The employer view: Mariam Hammad, chief nursing officer at DHR, sees nothing but upside for the hospital, as well as the incoming apprentices. Before they graduate, they’ll already know the people that they’ll work with, the facility, and the operation. The on-boarding time is reduced, as well as the cost to bring in new staff members. According to Valerio, employers invest $52K to on-board one new nurse only to have about 27% leave the job within one year. 

“These nurses will be more comfortable and more familiar with the area and the leaders,” Hammad says. “If I am a new person to a facility, I need a good two to three weeks to learn the unit on top of learning new skills. Now they will learn those skills during their clinical hours.”

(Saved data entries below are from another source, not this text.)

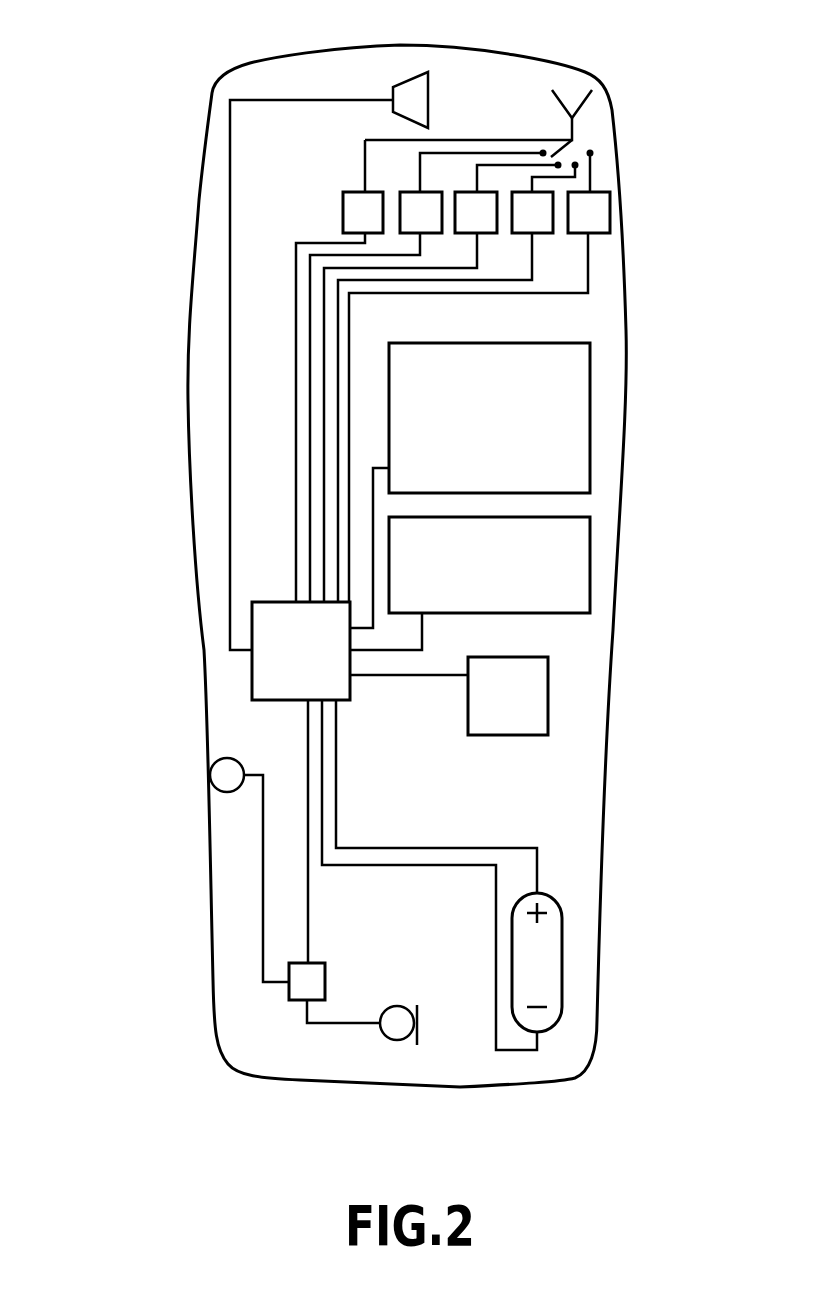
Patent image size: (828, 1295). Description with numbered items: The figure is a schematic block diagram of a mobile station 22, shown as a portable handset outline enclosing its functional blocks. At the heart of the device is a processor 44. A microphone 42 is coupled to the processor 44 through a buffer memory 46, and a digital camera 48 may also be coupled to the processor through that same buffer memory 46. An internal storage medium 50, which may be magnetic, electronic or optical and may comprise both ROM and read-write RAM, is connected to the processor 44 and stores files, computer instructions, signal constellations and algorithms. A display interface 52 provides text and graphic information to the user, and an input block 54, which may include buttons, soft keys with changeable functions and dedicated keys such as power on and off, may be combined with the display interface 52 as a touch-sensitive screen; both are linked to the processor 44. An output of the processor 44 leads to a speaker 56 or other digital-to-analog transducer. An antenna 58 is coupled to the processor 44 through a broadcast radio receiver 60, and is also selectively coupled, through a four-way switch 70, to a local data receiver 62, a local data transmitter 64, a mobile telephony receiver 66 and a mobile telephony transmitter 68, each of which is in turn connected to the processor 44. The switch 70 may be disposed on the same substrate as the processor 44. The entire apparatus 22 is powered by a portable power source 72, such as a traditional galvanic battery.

The mobile station 22 is at (142, 1002).
The microphone 42 is at (398, 1023).
The processor 44 is at (272, 678).
The buffer memory 46 is at (306, 987).
The digital camera 48 is at (227, 775).
The internal storage medium 50 is at (533, 713).
The display interface 52 is at (578, 450).
The input block 54 is at (578, 573).
The speaker 56 is at (415, 92).
The antenna 58 is at (590, 97).
The broadcast radio receiver (R1) 60 is at (362, 192).
The local data receiver (R2) 62 is at (428, 192).
The local data transmitter (T2) 64 is at (483, 192).
The mobile telephony receiver (R3) 66 is at (540, 236).
The mobile telephony transmitter (T3) 68 is at (610, 208).
The 4-way switch 70 is at (583, 143).
The portable power source 72 is at (562, 983).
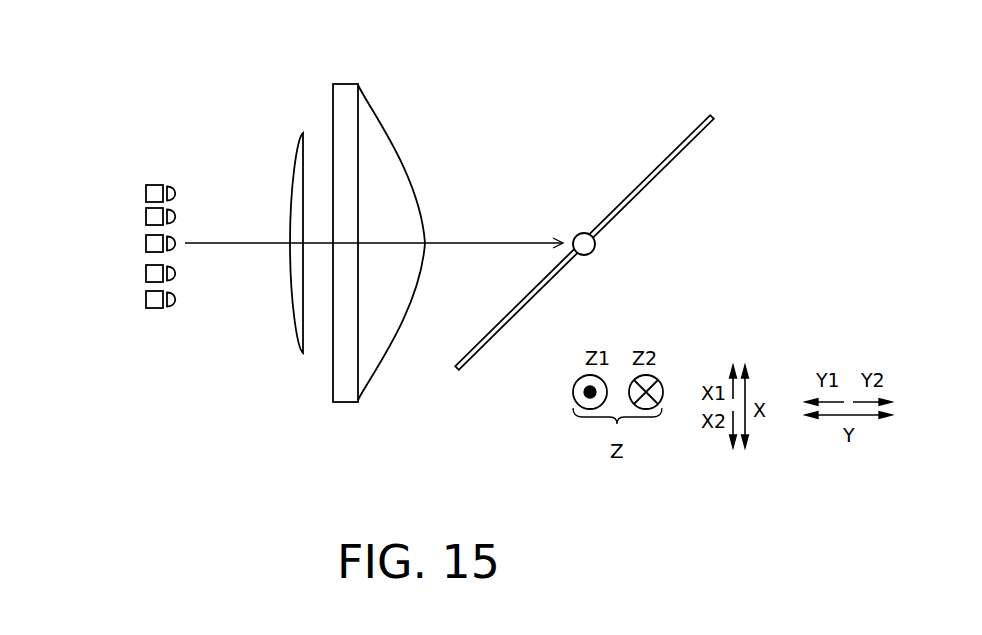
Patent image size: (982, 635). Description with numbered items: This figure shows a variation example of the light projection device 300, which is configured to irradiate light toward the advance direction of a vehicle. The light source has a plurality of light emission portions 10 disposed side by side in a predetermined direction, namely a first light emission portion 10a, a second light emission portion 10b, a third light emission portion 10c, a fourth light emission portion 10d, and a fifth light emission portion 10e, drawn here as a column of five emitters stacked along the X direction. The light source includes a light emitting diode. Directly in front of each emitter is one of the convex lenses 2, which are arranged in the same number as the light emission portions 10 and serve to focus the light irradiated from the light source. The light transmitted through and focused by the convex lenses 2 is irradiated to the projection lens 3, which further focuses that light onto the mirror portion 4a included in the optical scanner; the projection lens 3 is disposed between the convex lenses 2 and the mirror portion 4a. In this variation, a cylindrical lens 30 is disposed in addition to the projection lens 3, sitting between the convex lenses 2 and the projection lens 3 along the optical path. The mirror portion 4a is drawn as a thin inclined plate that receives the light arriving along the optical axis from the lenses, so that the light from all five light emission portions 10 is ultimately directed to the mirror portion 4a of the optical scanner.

The light projection device 300 is at (128, 43).
The light emission portions 10 is at (151, 163).
The first light emission portion 10a is at (132, 192).
The second light emission portion 10b is at (132, 215).
The third light emission portion 10c is at (132, 243).
The fourth light emission portion 10d is at (132, 273).
The fifth light emission portion 10e is at (132, 299).
The convex lenses 2 is at (193, 181).
The projection lens 3 is at (300, 101).
The cylindrical lens 30 is at (272, 328).
The mirror portion 4a is at (703, 159).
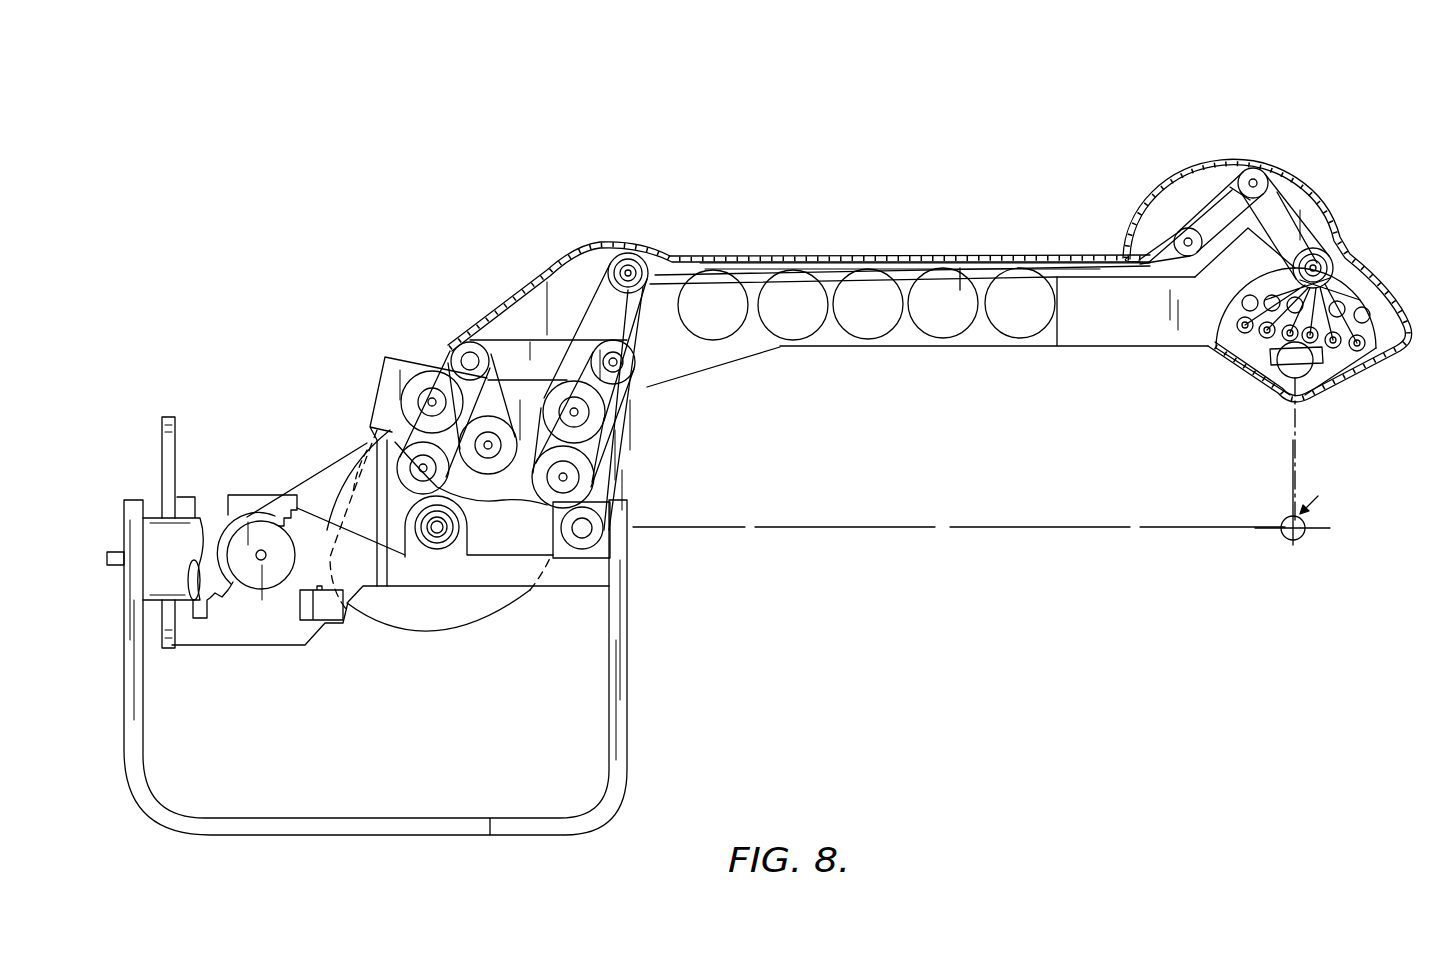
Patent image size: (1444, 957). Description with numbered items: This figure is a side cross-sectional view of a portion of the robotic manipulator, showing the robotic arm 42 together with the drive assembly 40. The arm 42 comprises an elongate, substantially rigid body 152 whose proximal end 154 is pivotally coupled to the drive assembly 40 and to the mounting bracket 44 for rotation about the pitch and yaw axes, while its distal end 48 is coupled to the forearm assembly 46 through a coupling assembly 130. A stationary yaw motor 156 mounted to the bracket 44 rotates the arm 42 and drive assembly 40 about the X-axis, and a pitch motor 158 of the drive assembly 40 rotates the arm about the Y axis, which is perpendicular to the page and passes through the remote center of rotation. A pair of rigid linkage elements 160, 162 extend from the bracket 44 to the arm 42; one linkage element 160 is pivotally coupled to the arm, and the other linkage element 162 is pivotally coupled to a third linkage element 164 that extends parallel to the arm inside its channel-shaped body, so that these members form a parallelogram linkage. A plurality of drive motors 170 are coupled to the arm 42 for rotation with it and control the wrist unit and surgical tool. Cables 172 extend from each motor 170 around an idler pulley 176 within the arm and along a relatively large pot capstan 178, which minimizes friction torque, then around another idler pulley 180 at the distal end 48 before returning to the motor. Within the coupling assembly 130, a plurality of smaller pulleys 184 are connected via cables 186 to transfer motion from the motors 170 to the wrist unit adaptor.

TWC says it will measure the success of the healthcare apprenticeships it has helped fund by tracking their completion of the U.S. Department of Labor registration process and the number of apprentices that commit to each program. For STC and Valerio, the measure of success will be retention—more students able to complete their degrees and less turnover of nursing staff at DHR.

“I firmly believe that this nursing apprenticeship will address that retention,” Valerio says. “It’ll address the burnout, especially among newly hired nurses.”

As one of the pioneers of registered nurse apprenticeship programs, Valerio is also hearing interest spreading across the country. He’s fielded calls and queries from leaders of nursing programs in Minnesota, Rhode Island, New York, and Mississippi, he says. He’s eager to share what he’s learned and, in time, the benchmarks that show progress.

“So I’m hoping that this will be a success and we’re going to be the blueprint for other schools to follow,” Valerio says.